Entscheidungsfindung der etwas anderen Art

„Er hat mir unmissverständlich klargemacht, dass er meinen Rücktritt nicht akzeptiert“, berichtete Fölser von der eher außergewöhnlichen Entscheidungsfindung. Beim Viernationenturnier in Deutschland, bei dem die Österreicher ab 3. Jänner auf die nicht für die EM qualifizierten Gastgeber sowie die EM-Starter Island und Russland treffen, muss der „Methusalem“ im Team seine Fitness unter Beweis stellen. Beim Pressetermin in Wien jedenfalls wirkte das auch in der Abwehr variabel einsetzbare Kraftpaket nicht gerade unfit.

Handballer Patrick Fölser im West-Wien-Trikot

GEPA/Oliver Lerch

Als Führungsspieler von HLA-Club West Wien zeigt Fölser seit Monaten EM-Form

Man kann davon ausgehen, dass Fölser in den Gruppenspielen gegen Tschechien, Dänemark und Mazedonien um den Aufstieg in die EM-Hauptrunde mitkämpfen wird. „Paco hat viel internationale Erfahrung und kann der Mannschaft immer helfen“, begründete der Isländer Johannesson seine Hartnäckigkeit in der Personalie Fölser. Für die teaminternen „Konkurrenten“ am Kreis, Christoph Edelmüller (Fivers) und Fabian Posch (Ferlach), bedeutet das einigen Druck. „Ich bin aber freundlich aufgenommen worden“, meinte Fölser mit Augenzwinkern.

Die richtige Mischung

Als eine „ehrenvolle Aufgabe“ betrachtet er seine Rückkehr in die Nationalmannschaft.
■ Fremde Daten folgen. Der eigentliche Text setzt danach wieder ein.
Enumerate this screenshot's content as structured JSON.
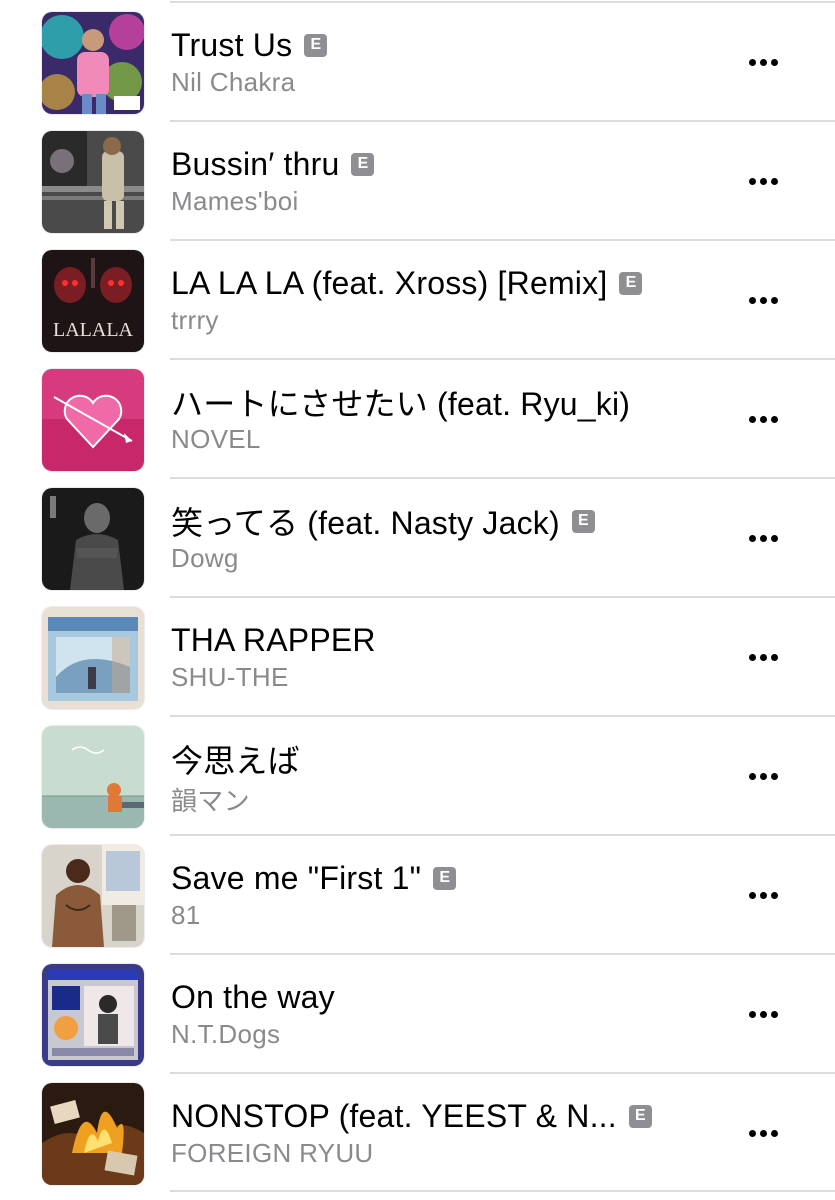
{
  "explicit_badge": "E",
  "tracks": [
    {
      "title": "Trust Us",
      "artist": "Nil Chakra",
      "explicit": true,
      "artwork": "artwork-trust-us"
    },
    {
      "title": "Bussin′ thru",
      "artist": "Mames'boi",
      "explicit": true,
      "artwork": "artwork-bussin-thru"
    },
    {
      "title": "LA LA LA (feat. Xross) [Remix]",
      "artist": "trrry",
      "explicit": true,
      "artwork": "artwork-la-la-la",
      "artwork_text": "LALALA"
    },
    {
      "title": "ハートにさせたい (feat. Ryu_ki)",
      "artist": "NOVEL",
      "explicit": false,
      "artwork": "artwork-heart"
    },
    {
      "title": "笑ってる (feat. Nasty Jack)",
      "artist": "Dowg",
      "explicit": true,
      "artwork": "artwork-waratteru"
    },
    {
      "title": "THA RAPPER",
      "artist": "SHU-THE",
      "explicit": false,
      "artwork": "artwork-tha-rapper"
    },
    {
      "title": "今思えば",
      "artist": "韻マン",
      "explicit": false,
      "artwork": "artwork-ima-omoeba"
    },
    {
      "title": "Save me \"First 1\"",
      "artist": "81",
      "explicit": true,
      "artwork": "artwork-save-me"
    },
    {
      "title": "On the way",
      "artist": "N.T.Dogs",
      "explicit": false,
      "artwork": "artwork-on-the-way"
    },
    {
      "title": "NONSTOP (feat. YEEST & N...",
      "artist": "FOREIGN RYUU",
      "explicit": true,
      "artwork": "artwork-nonstop"
    }
  ],
  "more_icon": "ellipsis-icon"
}
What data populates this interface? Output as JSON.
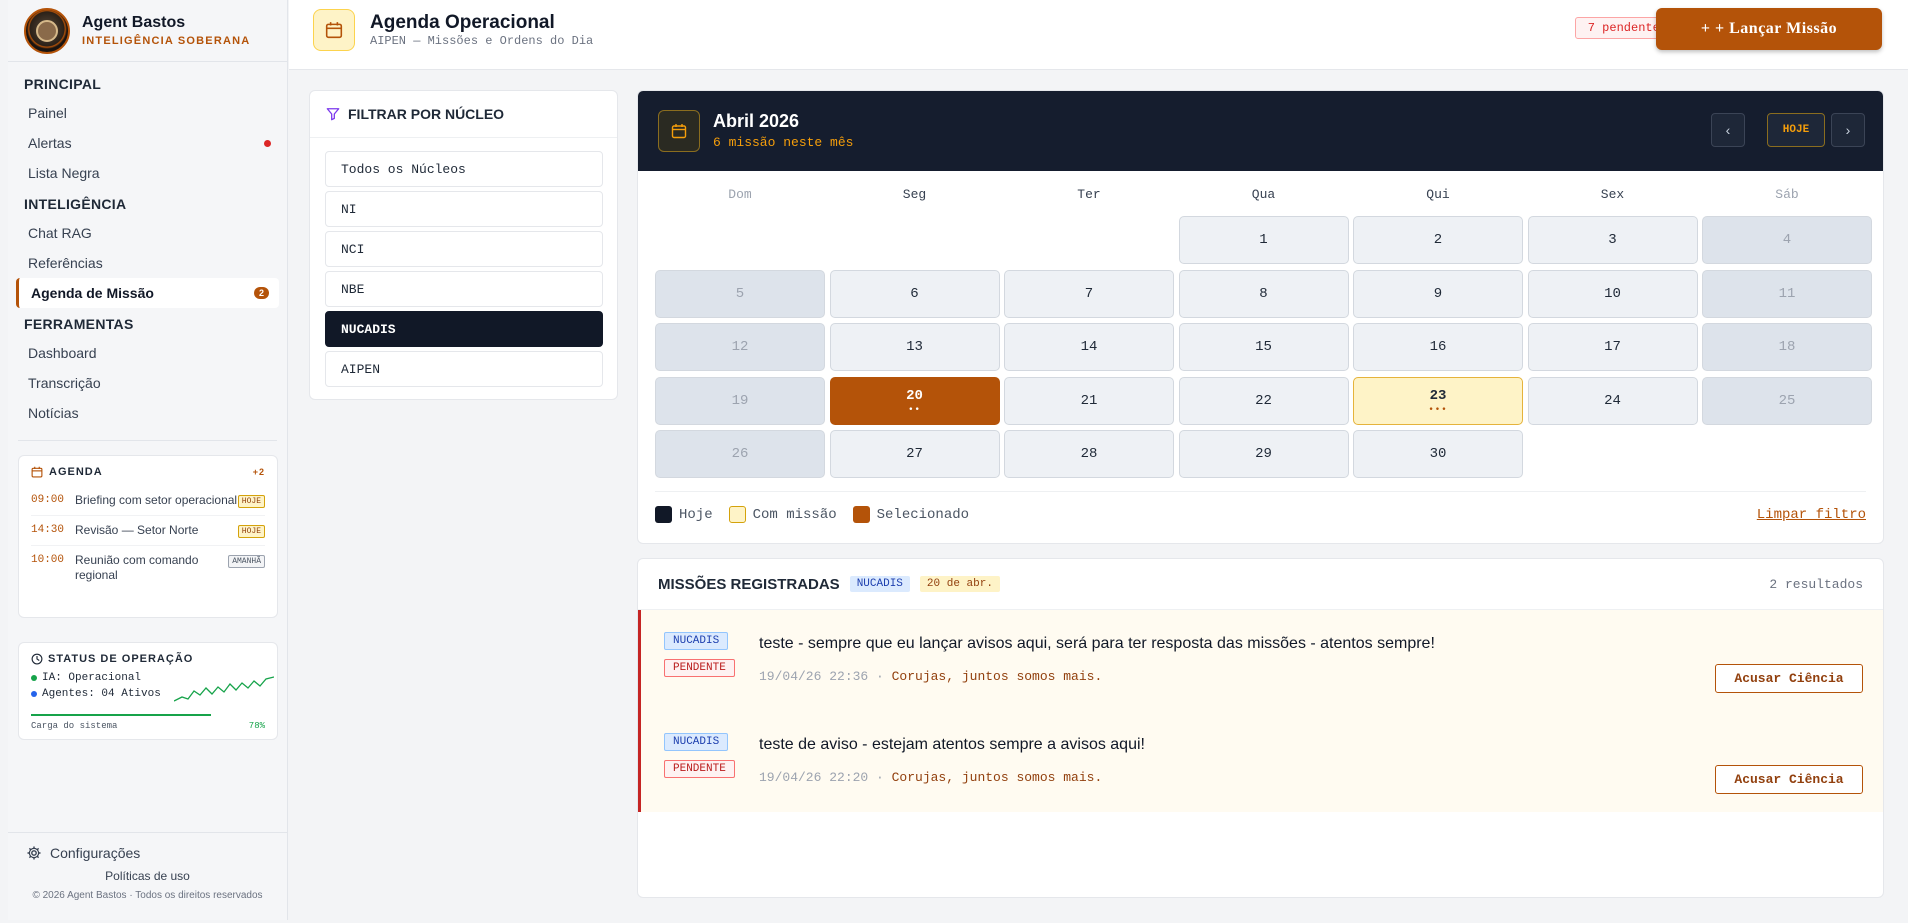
{
  "brand": {
    "name": "Agent Bastos",
    "subtitle": "INTELIGÊNCIA SOBERANA"
  },
  "nav": {
    "sections": [
      {
        "title": "PRINCIPAL",
        "items": [
          {
            "label": "Painel"
          },
          {
            "label": "Alertas",
            "indicator": "red-dot"
          },
          {
            "label": "Lista Negra"
          }
        ]
      },
      {
        "title": "INTELIGÊNCIA",
        "items": [
          {
            "label": "Chat RAG"
          },
          {
            "label": "Referências"
          },
          {
            "label": "Agenda de Missão",
            "active": true,
            "badge": "2"
          }
        ]
      },
      {
        "title": "FERRAMENTAS",
        "items": [
          {
            "label": "Dashboard"
          },
          {
            "label": "Transcrição"
          },
          {
            "label": "Notícias"
          }
        ]
      }
    ]
  },
  "agenda_widget": {
    "title": "AGENDA",
    "more": "+2",
    "items": [
      {
        "time": "09:00",
        "title": "Briefing com setor operacional",
        "tag": "HOJE"
      },
      {
        "time": "14:30",
        "title": "Revisão — Setor Norte",
        "tag": "HOJE"
      },
      {
        "time": "10:00",
        "title": "Reunião com comando regional",
        "tag": "AMANHÃ"
      }
    ]
  },
  "status_widget": {
    "title": "STATUS DE OPERAÇÃO",
    "ia": "IA: Operacional",
    "agents": "Agentes: 04 Ativos",
    "load_label": "Carga do sistema",
    "load_value": "78%",
    "colors": {
      "ok": "#16a34a",
      "info": "#2563eb"
    }
  },
  "footer": {
    "settings": "Configurações",
    "policies": "Políticas de uso",
    "copyright": "© 2026 Agent Bastos · Todos os direitos reservados"
  },
  "header": {
    "title": "Agenda Operacional",
    "subtitle": "AIPEN — Missões e Ordens do Dia",
    "pending": "7 pendentes",
    "launch_label": "+ + Lançar Missão"
  },
  "filter": {
    "title": "FILTRAR POR NÚCLEO",
    "options": [
      "Todos os Núcleos",
      "NI",
      "NCI",
      "NBE",
      "NUCADIS",
      "AIPEN"
    ],
    "selected": "NUCADIS"
  },
  "calendar": {
    "month": "Abril 2026",
    "count": "6 missão neste mês",
    "today_btn": "HOJE",
    "prev_icon": "chevron-left-icon",
    "next_icon": "chevron-right-icon",
    "weekdays": [
      "Dom",
      "Seg",
      "Ter",
      "Qua",
      "Qui",
      "Sex",
      "Sáb"
    ],
    "first_weekday_index": 3,
    "days_in_month": 30,
    "selected_day": 20,
    "mission_days": [
      20,
      23
    ],
    "mission_dots": {
      "20": "••",
      "23": "•••"
    },
    "legend": {
      "today": "Hoje",
      "with_mission": "Com missão",
      "selected": "Selecionado"
    },
    "clear_filter": "Limpar filtro",
    "colors": {
      "today": "#111827",
      "with_mission": "#fef3c7",
      "selected": "#b45309"
    }
  },
  "missions": {
    "title": "MISSÕES REGISTRADAS",
    "filter_chip": "NUCADIS",
    "date_chip": "20 de abr.",
    "count": "2 resultados",
    "items": [
      {
        "nucleo": "NUCADIS",
        "status": "PENDENTE",
        "text": "teste - sempre que eu lançar avisos aqui, será para ter resposta das missões - atentos sempre!",
        "datetime": "19/04/26 22:36",
        "signature": "Corujas, juntos somos mais.",
        "action": "Acusar Ciência"
      },
      {
        "nucleo": "NUCADIS",
        "status": "PENDENTE",
        "text": "teste de aviso - estejam atentos sempre a avisos aqui!",
        "datetime": "19/04/26 22:20",
        "signature": "Corujas, juntos somos mais.",
        "action": "Acusar Ciência"
      }
    ]
  }
}
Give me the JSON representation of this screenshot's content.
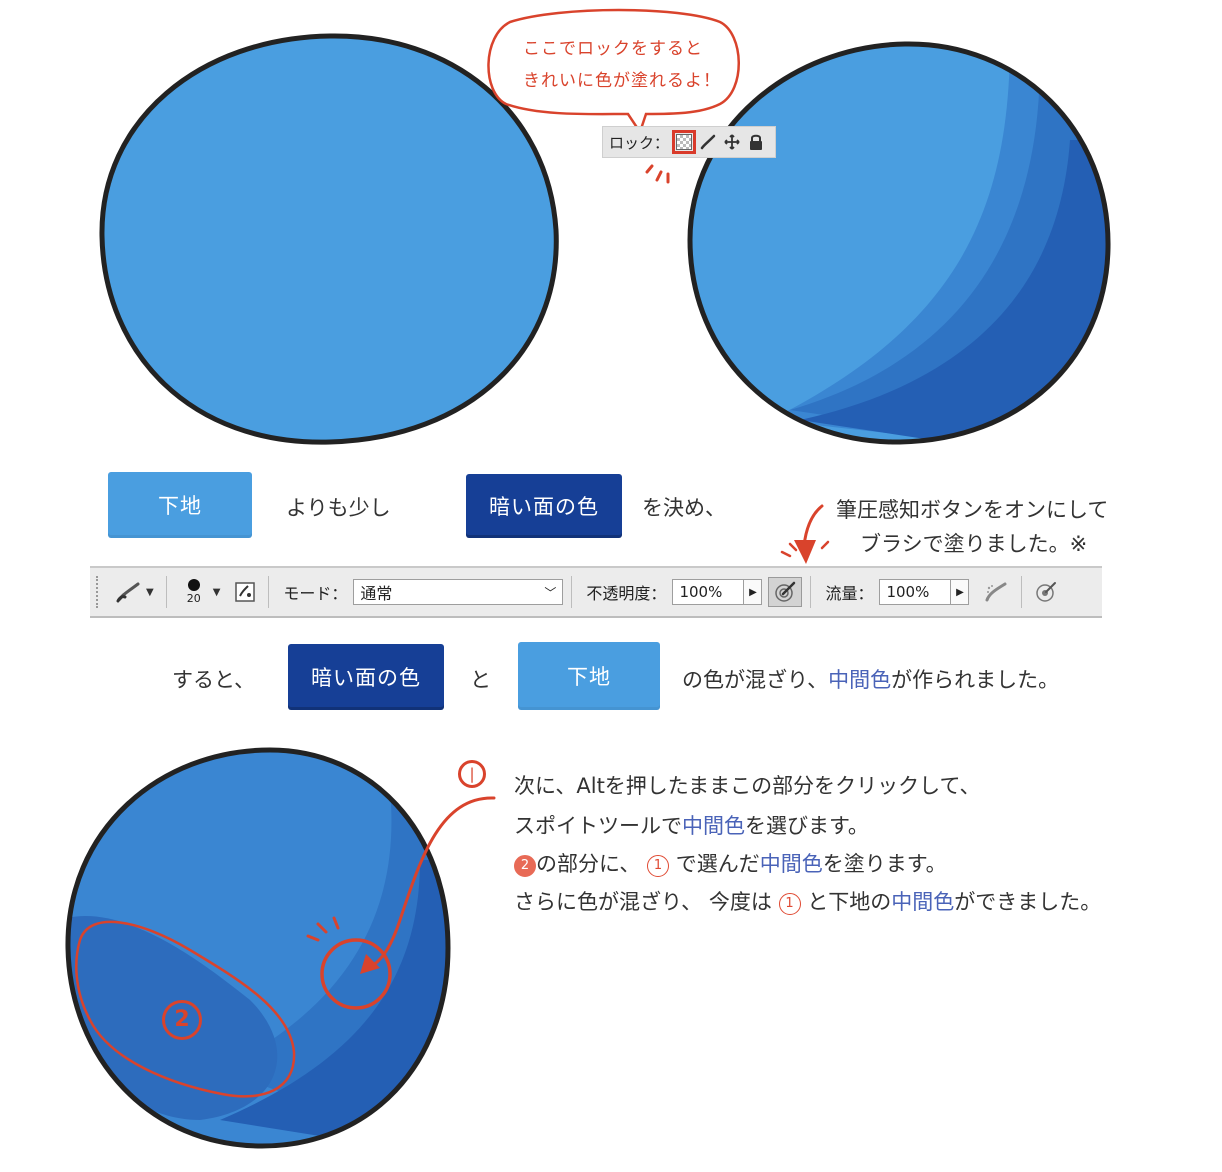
{
  "bubble": {
    "line1": "ここでロックをすると",
    "line2": "きれいに色が塗れるよ！"
  },
  "lockbar": {
    "label": "ロック："
  },
  "row1": {
    "chip_base": "下地",
    "text_a": "よりも少し",
    "chip_dark": "暗い面の色",
    "text_b": "を決め、"
  },
  "pressure_note": {
    "line1": "筆圧感知ボタンをオンにして",
    "line2": "ブラシで塗りました。※"
  },
  "toolbar": {
    "brush_size": "20",
    "mode_label": "モード：",
    "mode_value": "通常",
    "opacity_label": "不透明度：",
    "opacity_value": "100%",
    "flow_label": "流量：",
    "flow_value": "100%"
  },
  "row2": {
    "text_a": "すると、",
    "chip_dark": "暗い面の色",
    "text_b": "と",
    "chip_base": "下地",
    "text_c": "の色が混ざり、",
    "highlight": "中間色",
    "text_d": "が作られました。"
  },
  "steps": {
    "marker1": "①",
    "marker2": "②",
    "line1": "次に、Altを押したままこの部分をクリックして、",
    "line2_a": "スポイトツールで",
    "line2_hl": "中間色",
    "line2_b": "を選びます。",
    "line3_num": "②",
    "line3_a": "の部分に、",
    "line3_num2": "①",
    "line3_b": "で選んだ",
    "line3_hl": "中間色",
    "line3_c": "を塗ります。",
    "line4_a": "さらに色が混ざり、 今度は",
    "line4_num": "①",
    "line4_b": "と下地の",
    "line4_hl": "中間色",
    "line4_c": "ができました。"
  },
  "colors": {
    "base_blue": "#4a9ee0",
    "dark_blue": "#163f96",
    "mid_blue": "#2f74c4",
    "annotation_red": "#d9432c",
    "highlight_text": "#4a63b8"
  }
}
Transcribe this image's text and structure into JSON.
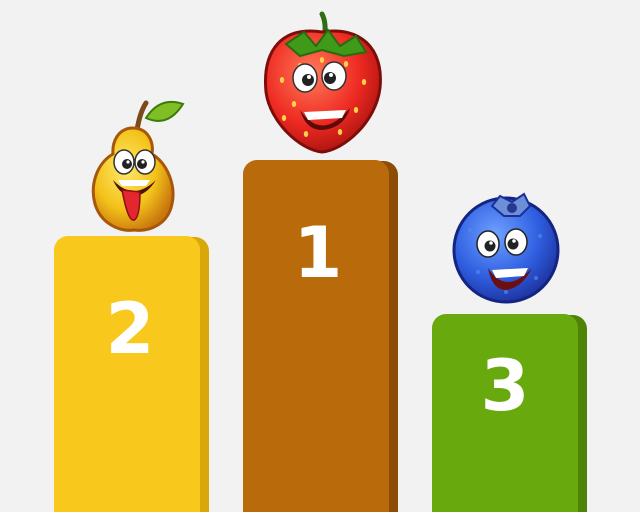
{
  "colors": {
    "background": "#f2f2f2",
    "podium_second": "#f8c81c",
    "podium_second_side": "#d9a70a",
    "podium_first": "#b96a0a",
    "podium_first_side": "#8c4e06",
    "podium_third": "#68aa0e",
    "podium_third_side": "#4d8407"
  },
  "podiums": [
    {
      "rank": "2",
      "character": "pear",
      "color": "#f8c81c"
    },
    {
      "rank": "1",
      "character": "strawberry",
      "color": "#b96a0a"
    },
    {
      "rank": "3",
      "character": "blueberry",
      "color": "#68aa0e"
    }
  ]
}
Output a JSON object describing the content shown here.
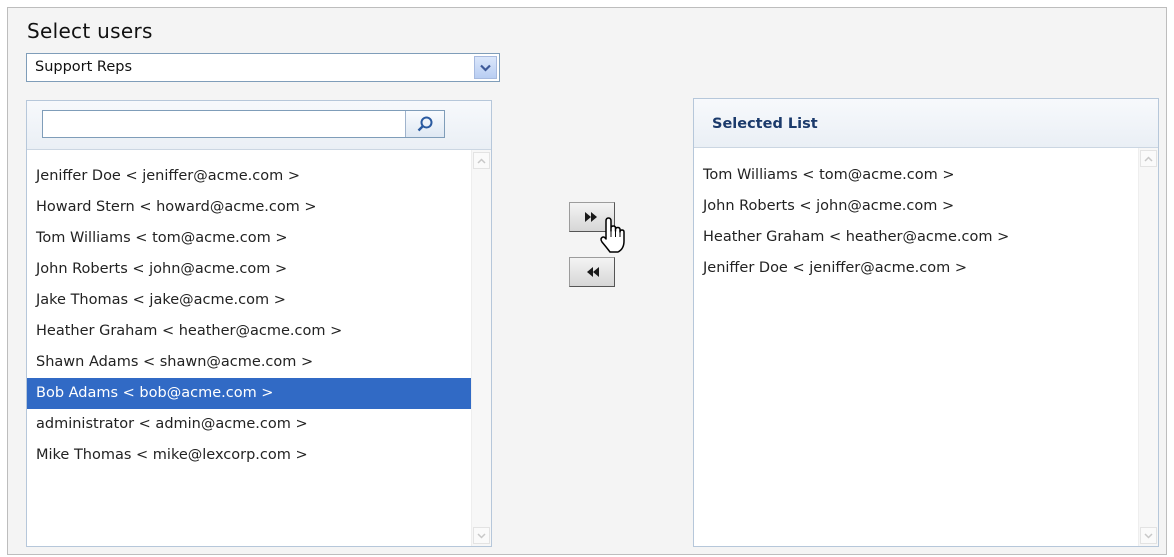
{
  "header": {
    "title": "Select users"
  },
  "group_select": {
    "value": "Support Reps",
    "arrow_icon": "chevron-down-icon"
  },
  "search": {
    "value": "",
    "placeholder": "",
    "icon": "search-icon"
  },
  "available_list": {
    "selected_index": 7,
    "items": [
      "Jeniffer Doe < jeniffer@acme.com >",
      "Howard Stern < howard@acme.com >",
      "Tom Williams < tom@acme.com >",
      "John Roberts < john@acme.com >",
      "Jake Thomas < jake@acme.com >",
      "Heather Graham < heather@acme.com >",
      "Shawn Adams < shawn@acme.com >",
      "Bob Adams < bob@acme.com >",
      "administrator < admin@acme.com >",
      "Mike Thomas < mike@lexcorp.com >"
    ]
  },
  "controls": {
    "add_icon": "double-chevron-right-icon",
    "remove_icon": "double-chevron-left-icon",
    "cursor_icon": "hand-pointer-icon"
  },
  "selected_list": {
    "title": "Selected List",
    "items": [
      "Tom Williams < tom@acme.com >",
      "John Roberts < john@acme.com >",
      "Heather Graham < heather@acme.com >",
      "Jeniffer Doe < jeniffer@acme.com >"
    ]
  },
  "colors": {
    "selection_bg": "#316ac5",
    "selected_title": "#1b3a6b",
    "panel_border": "#b6c7da"
  }
}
Die 246 Länderspiele der oberösterreichischen Torhüterlegende Ewald Humenberger seien dabei laut Fölser weder Motivation noch erreichbares Ziel. Insgesamt dürfte die Mischung aus Jung und „Alt“ in Johannessons vorläufigem 20-Mann-Großkader gut passen. Neben Fölser gibt es auch Regisseur Viktor Szilagyi, Linksaußen Konrad Wilczynski und Rückraum Roland Schlinger, die auf die Erfahrung von zwei großen Turnieren zurückgreifen können.

„Das kann uns bei dieser EM sicher helfen“, ist auch Wilczynski überzeugt. Bei der Heim-EM 2010 belegte man unter dem isländischen Teamchef Dagur Sigurdsson den sehr guten neunten Platz. Die WM 2011 verlief unter dem schwedischen Coach Magnus Andersson mit dem klaren Ausscheiden in der Vorrunde nicht nach Wunsch. In Dänemark wollen die Österreicher nun wieder für Furore sorgen. „Die Weihnachtskekserl sind weg“, scherzte Wilczynski nach dreitägigem Konditionslehrgang. Im neuen Jahr wird es ab 2. Jänner richtig ernst.